Officials, pundits, and gun control activists on both sides of the U.S.-Mexico border habitually argue that allegedly lax gun laws in the United States bear heavy responsibility for the drug-related violence in Mexico. As I write over at the National Interest Online, the latest example of that reasoning is a new study from the Council on Foreign Relations arguing that the “flow of high-powered weaponry from the United States exacerbates the soaring rates” of such violence.


It is hardly a new argument. Former Secretary of State Hillary Clinton repeatedly embraced the Mexican government’s view that permissive U.S. gun laws were a major contributor to bloodletting in Mexico. In summit meetings with both the current Mexican president and his predecessor, President Obama has adopted a similar position. But that is merely a convenient scapegoat for the horrific violence in our southern neighbor.
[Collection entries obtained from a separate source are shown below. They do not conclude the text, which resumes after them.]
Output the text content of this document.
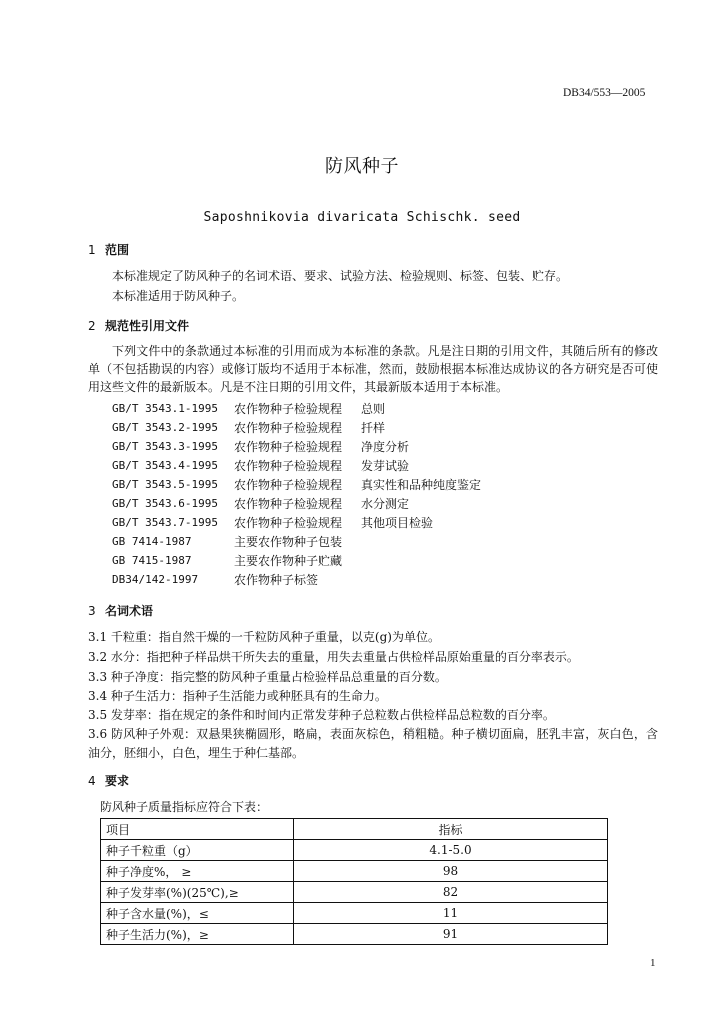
DB34/553—2005
防风种子
Saposhnikovia divaricata Schischk. seed
1 范围
本标准规定了防风种子的名词术语、要求、试验方法、检验规则、标签、包装、贮存。
本标准适用于防风种子。
2 规范性引用文件
下列文件中的条款通过本标准的引用而成为本标准的条款。凡是注日期的引用文件，其随后所有的修改单（不包括勘误的内容）或修订版均不适用于本标准，然而，鼓励根据本标准达成协议的各方研究是否可使用这些文件的最新版本。凡是不注日期的引用文件，其最新版本适用于本标准。
GB/T 3543.1-1995 农作物种子检验规程 总则
GB/T 3543.2-1995 农作物种子检验规程 扦样
GB/T 3543.3-1995 农作物种子检验规程 净度分析
GB/T 3543.4-1995 农作物种子检验规程 发芽试验
GB/T 3543.5-1995 农作物种子检验规程 真实性和品种纯度鉴定
GB/T 3543.6-1995 农作物种子检验规程 水分测定
GB/T 3543.7-1995 农作物种子检验规程 其他项目检验
GB 7414-1987	主要农作物种子包装
GB 7415-1987	主要农作物种子贮藏
DB34/142-1997	农作物种子标签
3 名词术语
3.1 千粒重：指自然干燥的一千粒防风种子重量，以克(g)为单位。
3.2 水分：指把种子样品烘干所失去的重量，用失去重量占供检样品原始重量的百分率表示。
3.3 种子净度：指完整的防风种子重量占检验样品总重量的百分数。
3.4 种子生活力：指种子生活能力或种胚具有的生命力。
3.5 发芽率：指在规定的条件和时间内正常发芽种子总粒数占供检样品总粒数的百分率。
3.6 防风种子外观：双悬果狭椭圆形，略扁，表面灰棕色，稍粗糙。种子横切面扁，胚乳丰富，灰白色，含油分，胚细小，白色，埋生于种仁基部。
4 要求
防风种子质量指标应符合下表：
项目	指标
种子千粒重（g）	4.1-5.0
种子净度%， ≥	98
种子发芽率(%)(25℃),≥	82
种子含水量(%)，≤	11
种子生活力(%)，≥	91
1
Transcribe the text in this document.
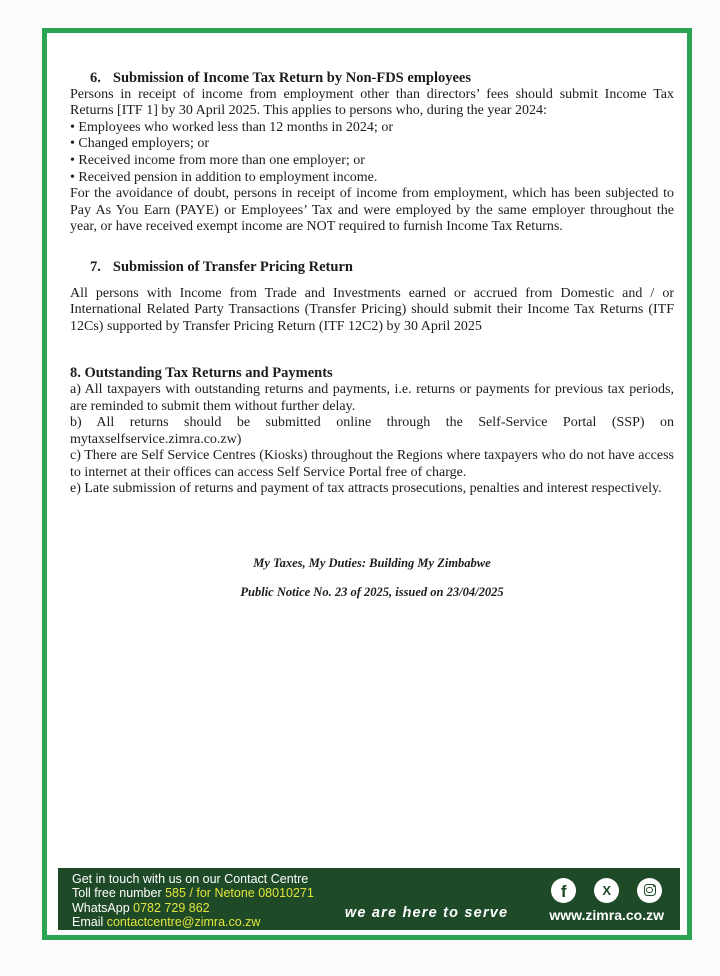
6. Submission of Income Tax Return by Non-FDS employees

Persons in receipt of income from employment other than directors’ fees should submit Income Tax Returns [ITF 1] by 30 April 2025. This applies to persons who, during the year 2024:

• Employees who worked less than 12 months in 2024; or
• Changed employers; or
• Received income from more than one employer; or
• Received pension in addition to employment income.

For the avoidance of doubt, persons in receipt of income from employment, which has been subjected to Pay As You Earn (PAYE) or Employees’ Tax and were employed by the same employer throughout the year, or have received exempt income are NOT required to furnish Income Tax Returns.

7. Submission of Transfer Pricing Return

All persons with Income from Trade and Investments earned or accrued from Domestic and / or International Related Party Transactions (Transfer Pricing) should submit their Income Tax Returns (ITF 12Cs) supported by Transfer Pricing Return (ITF 12C2) by 30 April 2025

8. Outstanding Tax Returns and Payments

a) All taxpayers with outstanding returns and payments, i.e. returns or payments for previous tax periods, are reminded to submit them without further delay.

b) All returns should be submitted online through the Self-Service Portal (SSP) on mytaxselfservice.zimra.co.zw)

c) There are Self Service Centres (Kiosks) throughout the Regions where taxpayers who do not have access to internet at their offices can access Self Service Portal free of charge.

e) Late submission of returns and payment of tax attracts prosecutions, penalties and interest respectively.

My Taxes, My Duties: Building My Zimbabwe
Public Notice No. 23 of 2025, issued on 23/04/2025
Get in touch with us on our Contact Centre
Toll free number 585 / for Netone 08010271
WhatsApp 0782 729 862
Email contactcentre@zimra.co.zw
we are here to serve
f	X
www.zimra.co.zw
The underlying reason for Mexico’s agony is not the easy availability of guns, but the enormous profitability of the illegal drug trade and the various pathologies that it spawns, including violence and pervasive corruption.


Indeed, the argument that supposedly lax U.S. gun laws are a major reason for Mexico’s drug violence is a red herring. That’s not to say that the cartels don’t get some of their weaponry from gun shops, flea markets, pawn shops, and gun shows in the United States, as gun control zealots charge. They do, but they also get them from numerous other sources. As I note in chapter 9 of The Fire Next Door, my latest book on the international drug war, the cartels obtain weapons from the international black market, the armories of Central American countries the U.S. helped fill during the fight against communist insurgents during the 1980s, and even Mexico’s own military depots.
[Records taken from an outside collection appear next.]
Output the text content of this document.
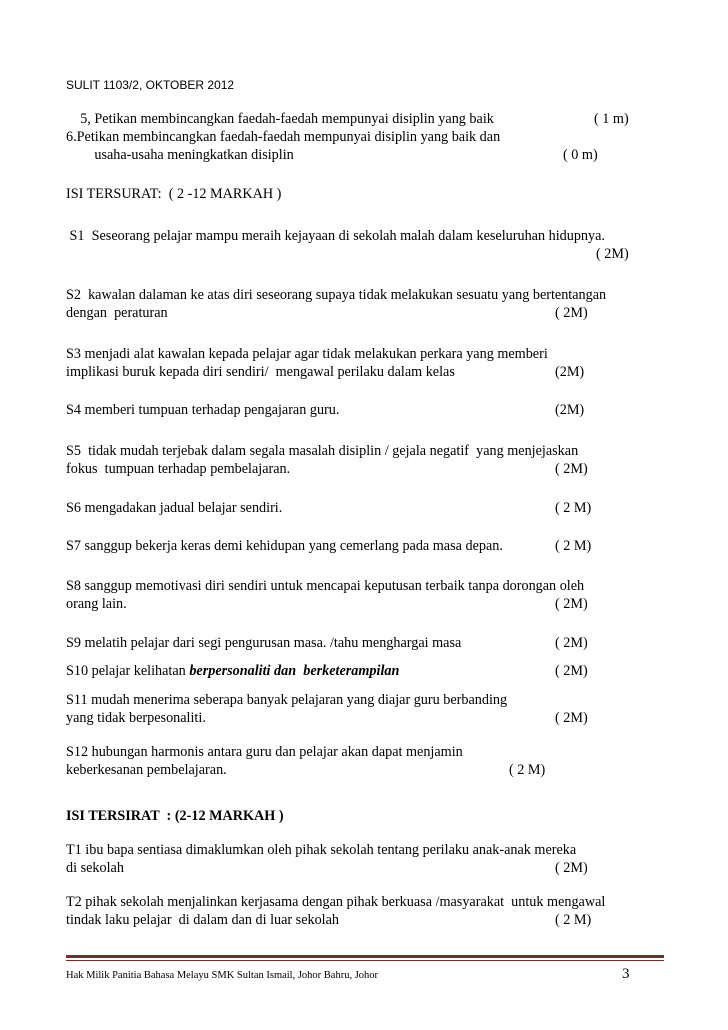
SULIT 1103/2, OKTOBER 2012
5, Petikan membincangkan faedah-faedah mempunyai disiplin yang baik	( 1 m)
6.Petikan membincangkan faedah-faedah mempunyai disiplin yang baik dan
usaha-usaha meningkatkan disiplin	( 0 m)
ISI TERSURAT:  ( 2 -12 MARKAH )
S1  Seseorang pelajar mampu meraih kejayaan di sekolah malah dalam keseluruhan hidupnya.
( 2M)
S2  kawalan dalaman ke atas diri seseorang supaya tidak melakukan sesuatu yang bertentangan
dengan  peraturan	( 2M)
S3 menjadi alat kawalan kepada pelajar agar tidak melakukan perkara yang memberi
implikasi buruk kepada diri sendiri/  mengawal perilaku dalam kelas	(2M)
S4 memberi tumpuan terhadap pengajaran guru.	(2M)
S5  tidak mudah terjebak dalam segala masalah disiplin / gejala negatif  yang menjejaskan
fokus  tumpuan terhadap pembelajaran.	( 2M)
S6 mengadakan jadual belajar sendiri.	( 2 M)
S7 sanggup bekerja keras demi kehidupan yang cemerlang pada masa depan.	( 2 M)
S8 sanggup memotivasi diri sendiri untuk mencapai keputusan terbaik tanpa dorongan oleh
orang lain.	( 2M)
S9 melatih pelajar dari segi pengurusan masa. /tahu menghargai masa	( 2M)
S10 pelajar kelihatan berpersonaliti dan  berketerampilan	( 2M)
S11 mudah menerima seberapa banyak pelajaran yang diajar guru berbanding
yang tidak berpesonaliti.	( 2M)
S12 hubungan harmonis antara guru dan pelajar akan dapat menjamin
keberkesanan pembelajaran.	( 2 M)
ISI TERSIRAT  : (2-12 MARKAH )
T1 ibu bapa sentiasa dimaklumkan oleh pihak sekolah tentang perilaku anak-anak mereka
di sekolah	( 2M)
T2 pihak sekolah menjalinkan kerjasama dengan pihak berkuasa /masyarakat  untuk mengawal
tindak laku pelajar  di dalam dan di luar sekolah	( 2 M)
Hak Milik Panitia Bahasa Melayu SMK Sultan Ismail, Johor Bahru, Johor	3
The principal reason the drug gangs can obtain all the firepower they want is that they have vast financial resources at their disposal. Mexico’s share of the annual $300 billion to $350 billion global trade in illegal drugs is estimated to be at least $35 billion, and perhaps as much as $60 billion. The U.S.-led prohibition strategy is largely responsible for that perverse situation. Banning marijuana, cocaine, and other drugs today does not work any better than the prohibition of alcohol did in the 1920s and early 1930s. In both cases, it merely inflated profits and guaranteed that the trade would be dominated by violent criminals.


If we really want to help Mexico curb the carnage that has claimed more than 80,000 lives over the past 6 ½ years, the United States needs to adopt a strategy that de-funds the drug cartels. That means ending prohibition, not pursuing the quixotic goal of tougher gun laws.